Combining with Other Techniques: The authors mention that in principle you can combine Coconut with other approaches (like “iCoT,” advanced tree-search methods, or “Self-Consistency”). They also propose exploring a “hybrid” approach (some steps in continuous space, others in text).

7) Importance

Novelty: This work is one of the first to propose letting an LLM do large portions of its reasoning directly in hidden states. While people have considered “pause tokens” or “latent space interventions,” Coconut’s direct feed of the last hidden state as the next input embedding is a more radical approach to bridging the output-to-input loop at the vector level.

Implications for Efficient Reasoning: Potentially less text is produced during inference, which can be faster or more efficient in real deployment.

Implications for Model Capabilities: The BFS-like search emerges implicitly, which is pretty cool—it suggests LLMs can spontaneously explore multiple lines of reasoning at once, given the right architecture and training scheme.

Future Directions: Possibly (a) pretraining with continuous thoughts so that from day 1, the model learns how to do partial hidden steps, or (b) mixing continuous + textual reasoning in a single approach. Also, investigating whether latent reasoning can push LLMs to solve even harder reasoning tasks remains an open question.
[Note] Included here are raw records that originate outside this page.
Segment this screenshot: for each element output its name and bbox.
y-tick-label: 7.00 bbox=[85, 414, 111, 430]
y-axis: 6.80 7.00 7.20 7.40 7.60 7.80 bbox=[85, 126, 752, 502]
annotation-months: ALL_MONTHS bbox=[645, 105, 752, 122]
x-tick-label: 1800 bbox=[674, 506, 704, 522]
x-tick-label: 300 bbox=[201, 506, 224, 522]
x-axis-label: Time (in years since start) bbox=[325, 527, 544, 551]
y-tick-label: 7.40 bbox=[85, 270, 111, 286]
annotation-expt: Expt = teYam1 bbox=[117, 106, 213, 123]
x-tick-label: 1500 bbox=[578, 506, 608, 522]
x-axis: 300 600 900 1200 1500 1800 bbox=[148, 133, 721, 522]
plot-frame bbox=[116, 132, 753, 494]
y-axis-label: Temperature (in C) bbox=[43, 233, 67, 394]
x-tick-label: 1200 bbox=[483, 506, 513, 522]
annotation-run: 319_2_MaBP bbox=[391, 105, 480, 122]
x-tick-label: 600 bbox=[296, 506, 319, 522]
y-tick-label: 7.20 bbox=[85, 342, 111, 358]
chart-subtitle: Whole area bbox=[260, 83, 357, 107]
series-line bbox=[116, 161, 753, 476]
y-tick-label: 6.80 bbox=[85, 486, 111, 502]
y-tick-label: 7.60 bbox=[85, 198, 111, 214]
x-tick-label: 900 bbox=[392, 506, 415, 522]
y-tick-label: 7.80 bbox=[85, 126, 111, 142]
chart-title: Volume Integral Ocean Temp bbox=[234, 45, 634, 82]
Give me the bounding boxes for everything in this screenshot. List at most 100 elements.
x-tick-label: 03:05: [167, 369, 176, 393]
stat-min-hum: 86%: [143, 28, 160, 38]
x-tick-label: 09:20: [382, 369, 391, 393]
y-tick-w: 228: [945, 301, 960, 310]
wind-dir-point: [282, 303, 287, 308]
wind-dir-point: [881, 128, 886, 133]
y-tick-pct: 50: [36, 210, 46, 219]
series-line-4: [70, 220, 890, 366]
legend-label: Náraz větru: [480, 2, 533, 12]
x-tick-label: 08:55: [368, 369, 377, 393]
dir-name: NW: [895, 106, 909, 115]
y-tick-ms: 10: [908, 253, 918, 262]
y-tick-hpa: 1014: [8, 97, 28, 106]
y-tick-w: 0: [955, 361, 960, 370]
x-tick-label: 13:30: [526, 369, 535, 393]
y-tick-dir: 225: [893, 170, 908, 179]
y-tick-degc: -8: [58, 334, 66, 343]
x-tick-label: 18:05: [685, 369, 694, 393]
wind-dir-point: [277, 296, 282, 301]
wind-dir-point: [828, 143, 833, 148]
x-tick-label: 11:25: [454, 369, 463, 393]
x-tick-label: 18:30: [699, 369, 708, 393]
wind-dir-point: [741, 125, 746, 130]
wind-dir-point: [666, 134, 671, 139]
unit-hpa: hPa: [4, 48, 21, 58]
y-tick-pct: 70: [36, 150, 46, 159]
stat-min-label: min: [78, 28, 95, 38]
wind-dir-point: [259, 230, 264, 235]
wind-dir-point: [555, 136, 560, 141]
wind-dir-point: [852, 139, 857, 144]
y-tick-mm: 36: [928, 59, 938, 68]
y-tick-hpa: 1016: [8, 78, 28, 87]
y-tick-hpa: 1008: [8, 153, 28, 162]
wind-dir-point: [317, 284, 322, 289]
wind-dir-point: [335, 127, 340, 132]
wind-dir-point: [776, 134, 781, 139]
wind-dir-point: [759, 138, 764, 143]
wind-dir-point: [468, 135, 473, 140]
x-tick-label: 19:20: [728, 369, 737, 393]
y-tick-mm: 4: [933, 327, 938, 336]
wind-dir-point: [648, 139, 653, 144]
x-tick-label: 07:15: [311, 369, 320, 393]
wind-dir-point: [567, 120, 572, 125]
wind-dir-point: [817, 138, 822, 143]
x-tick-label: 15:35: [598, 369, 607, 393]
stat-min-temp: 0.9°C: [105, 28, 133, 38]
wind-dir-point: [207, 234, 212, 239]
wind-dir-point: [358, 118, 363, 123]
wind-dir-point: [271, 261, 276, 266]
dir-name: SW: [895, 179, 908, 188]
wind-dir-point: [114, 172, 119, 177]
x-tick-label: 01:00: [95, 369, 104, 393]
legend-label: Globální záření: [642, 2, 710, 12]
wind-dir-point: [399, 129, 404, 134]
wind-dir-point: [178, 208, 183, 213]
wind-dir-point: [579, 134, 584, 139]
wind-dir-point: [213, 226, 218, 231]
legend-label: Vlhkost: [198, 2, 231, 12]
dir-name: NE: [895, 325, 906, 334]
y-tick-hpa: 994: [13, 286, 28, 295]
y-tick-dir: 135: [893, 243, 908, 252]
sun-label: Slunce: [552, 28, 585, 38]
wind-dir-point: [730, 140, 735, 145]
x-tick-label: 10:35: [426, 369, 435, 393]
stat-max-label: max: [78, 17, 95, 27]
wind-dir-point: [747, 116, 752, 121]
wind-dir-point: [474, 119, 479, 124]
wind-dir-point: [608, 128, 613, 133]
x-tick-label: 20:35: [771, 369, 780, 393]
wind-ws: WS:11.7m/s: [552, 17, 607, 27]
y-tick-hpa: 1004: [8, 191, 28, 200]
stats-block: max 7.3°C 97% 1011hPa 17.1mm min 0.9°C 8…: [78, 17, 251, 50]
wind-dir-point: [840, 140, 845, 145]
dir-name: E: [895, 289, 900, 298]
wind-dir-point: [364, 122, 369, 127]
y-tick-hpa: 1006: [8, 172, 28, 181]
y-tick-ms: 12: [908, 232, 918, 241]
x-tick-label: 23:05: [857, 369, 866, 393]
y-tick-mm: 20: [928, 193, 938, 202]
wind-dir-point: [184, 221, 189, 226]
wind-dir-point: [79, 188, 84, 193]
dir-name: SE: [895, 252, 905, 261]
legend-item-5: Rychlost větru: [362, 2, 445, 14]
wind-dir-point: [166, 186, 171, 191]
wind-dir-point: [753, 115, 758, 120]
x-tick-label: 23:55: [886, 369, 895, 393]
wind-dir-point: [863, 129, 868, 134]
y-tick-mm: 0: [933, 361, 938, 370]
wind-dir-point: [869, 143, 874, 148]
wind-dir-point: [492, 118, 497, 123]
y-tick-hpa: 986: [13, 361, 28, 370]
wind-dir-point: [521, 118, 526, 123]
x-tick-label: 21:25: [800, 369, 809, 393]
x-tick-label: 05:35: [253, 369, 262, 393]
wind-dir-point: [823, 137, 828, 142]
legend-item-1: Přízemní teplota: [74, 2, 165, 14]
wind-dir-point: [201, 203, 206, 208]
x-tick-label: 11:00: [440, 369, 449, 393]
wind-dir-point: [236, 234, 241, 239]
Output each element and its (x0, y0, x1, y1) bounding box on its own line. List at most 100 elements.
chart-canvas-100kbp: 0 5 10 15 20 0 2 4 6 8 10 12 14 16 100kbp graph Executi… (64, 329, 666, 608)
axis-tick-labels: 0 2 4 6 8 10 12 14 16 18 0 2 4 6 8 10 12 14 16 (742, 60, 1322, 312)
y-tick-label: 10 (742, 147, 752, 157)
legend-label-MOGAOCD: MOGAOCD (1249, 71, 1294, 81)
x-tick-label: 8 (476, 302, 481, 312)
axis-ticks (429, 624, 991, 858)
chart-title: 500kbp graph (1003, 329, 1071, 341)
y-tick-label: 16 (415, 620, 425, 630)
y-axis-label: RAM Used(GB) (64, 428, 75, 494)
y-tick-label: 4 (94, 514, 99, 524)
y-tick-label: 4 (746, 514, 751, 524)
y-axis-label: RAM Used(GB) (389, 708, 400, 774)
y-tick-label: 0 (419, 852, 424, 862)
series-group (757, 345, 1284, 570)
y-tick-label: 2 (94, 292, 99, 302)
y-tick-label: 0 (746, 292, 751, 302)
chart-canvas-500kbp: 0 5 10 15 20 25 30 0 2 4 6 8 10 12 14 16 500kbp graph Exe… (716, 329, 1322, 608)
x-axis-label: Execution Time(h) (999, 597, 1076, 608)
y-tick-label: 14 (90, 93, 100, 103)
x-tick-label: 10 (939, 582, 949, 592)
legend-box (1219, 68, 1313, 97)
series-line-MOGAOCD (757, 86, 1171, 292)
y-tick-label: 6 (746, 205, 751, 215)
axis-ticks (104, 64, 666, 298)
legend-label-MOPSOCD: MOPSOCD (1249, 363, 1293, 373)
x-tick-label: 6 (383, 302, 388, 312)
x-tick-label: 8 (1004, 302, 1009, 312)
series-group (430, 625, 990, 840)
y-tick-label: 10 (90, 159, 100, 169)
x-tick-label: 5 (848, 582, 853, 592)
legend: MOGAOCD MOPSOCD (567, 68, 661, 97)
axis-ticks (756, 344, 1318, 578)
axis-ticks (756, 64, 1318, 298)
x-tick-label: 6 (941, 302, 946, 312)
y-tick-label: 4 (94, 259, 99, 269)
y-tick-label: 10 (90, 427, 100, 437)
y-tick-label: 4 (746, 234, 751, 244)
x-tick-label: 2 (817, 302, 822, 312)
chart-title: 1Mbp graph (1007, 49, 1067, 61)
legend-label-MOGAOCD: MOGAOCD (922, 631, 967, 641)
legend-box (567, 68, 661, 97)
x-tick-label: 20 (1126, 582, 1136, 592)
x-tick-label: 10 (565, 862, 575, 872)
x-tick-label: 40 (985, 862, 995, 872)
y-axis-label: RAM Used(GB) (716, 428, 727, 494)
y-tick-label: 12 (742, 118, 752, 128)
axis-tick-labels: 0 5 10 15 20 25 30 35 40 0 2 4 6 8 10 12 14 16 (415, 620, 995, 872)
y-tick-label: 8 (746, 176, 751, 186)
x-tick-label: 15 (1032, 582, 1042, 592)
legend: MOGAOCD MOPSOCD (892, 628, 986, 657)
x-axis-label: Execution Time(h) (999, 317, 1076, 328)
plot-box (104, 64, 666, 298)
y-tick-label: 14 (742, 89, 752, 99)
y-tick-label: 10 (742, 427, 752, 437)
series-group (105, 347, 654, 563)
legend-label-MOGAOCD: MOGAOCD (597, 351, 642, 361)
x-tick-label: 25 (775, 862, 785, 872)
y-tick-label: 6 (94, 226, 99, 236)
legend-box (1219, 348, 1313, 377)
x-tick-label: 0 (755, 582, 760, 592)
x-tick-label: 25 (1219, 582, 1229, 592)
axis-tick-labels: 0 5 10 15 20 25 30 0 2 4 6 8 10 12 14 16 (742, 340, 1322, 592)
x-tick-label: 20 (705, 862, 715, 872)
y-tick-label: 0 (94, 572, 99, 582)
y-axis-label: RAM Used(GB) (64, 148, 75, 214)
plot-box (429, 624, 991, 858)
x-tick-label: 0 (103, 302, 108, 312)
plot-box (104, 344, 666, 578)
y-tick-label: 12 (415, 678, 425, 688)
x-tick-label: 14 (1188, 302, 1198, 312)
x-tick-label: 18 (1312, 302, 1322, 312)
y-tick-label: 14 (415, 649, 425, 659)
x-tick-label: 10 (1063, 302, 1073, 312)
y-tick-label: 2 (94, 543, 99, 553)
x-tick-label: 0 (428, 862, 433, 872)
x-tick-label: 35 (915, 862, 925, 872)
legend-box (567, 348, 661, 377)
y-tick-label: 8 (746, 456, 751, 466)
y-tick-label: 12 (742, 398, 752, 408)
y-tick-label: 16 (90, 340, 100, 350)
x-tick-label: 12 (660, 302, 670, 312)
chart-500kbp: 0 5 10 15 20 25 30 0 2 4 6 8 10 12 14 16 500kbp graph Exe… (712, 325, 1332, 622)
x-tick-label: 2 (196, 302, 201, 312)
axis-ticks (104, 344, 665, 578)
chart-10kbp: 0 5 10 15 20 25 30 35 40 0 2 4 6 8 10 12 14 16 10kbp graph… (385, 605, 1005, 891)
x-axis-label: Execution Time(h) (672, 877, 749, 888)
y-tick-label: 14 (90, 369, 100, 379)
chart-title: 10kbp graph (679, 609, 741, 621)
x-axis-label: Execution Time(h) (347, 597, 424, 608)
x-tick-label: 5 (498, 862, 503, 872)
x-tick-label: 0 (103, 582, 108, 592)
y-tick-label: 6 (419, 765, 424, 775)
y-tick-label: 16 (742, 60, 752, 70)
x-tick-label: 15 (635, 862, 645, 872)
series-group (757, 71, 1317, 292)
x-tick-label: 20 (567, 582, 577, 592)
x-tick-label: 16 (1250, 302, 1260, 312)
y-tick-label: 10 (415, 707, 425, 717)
Traditional large language models express their full reasoning out loud in text tokens. This new approach, “Coconut,” lets the model do “silent thinking” in continuous hidden states, then only speak up in language when it needs to. This can help the model handle more complex reasoning without getting bogged down by generating each intermediate token in text—and can allow exploring multiple reasoning paths in parallel before deciding which is correct.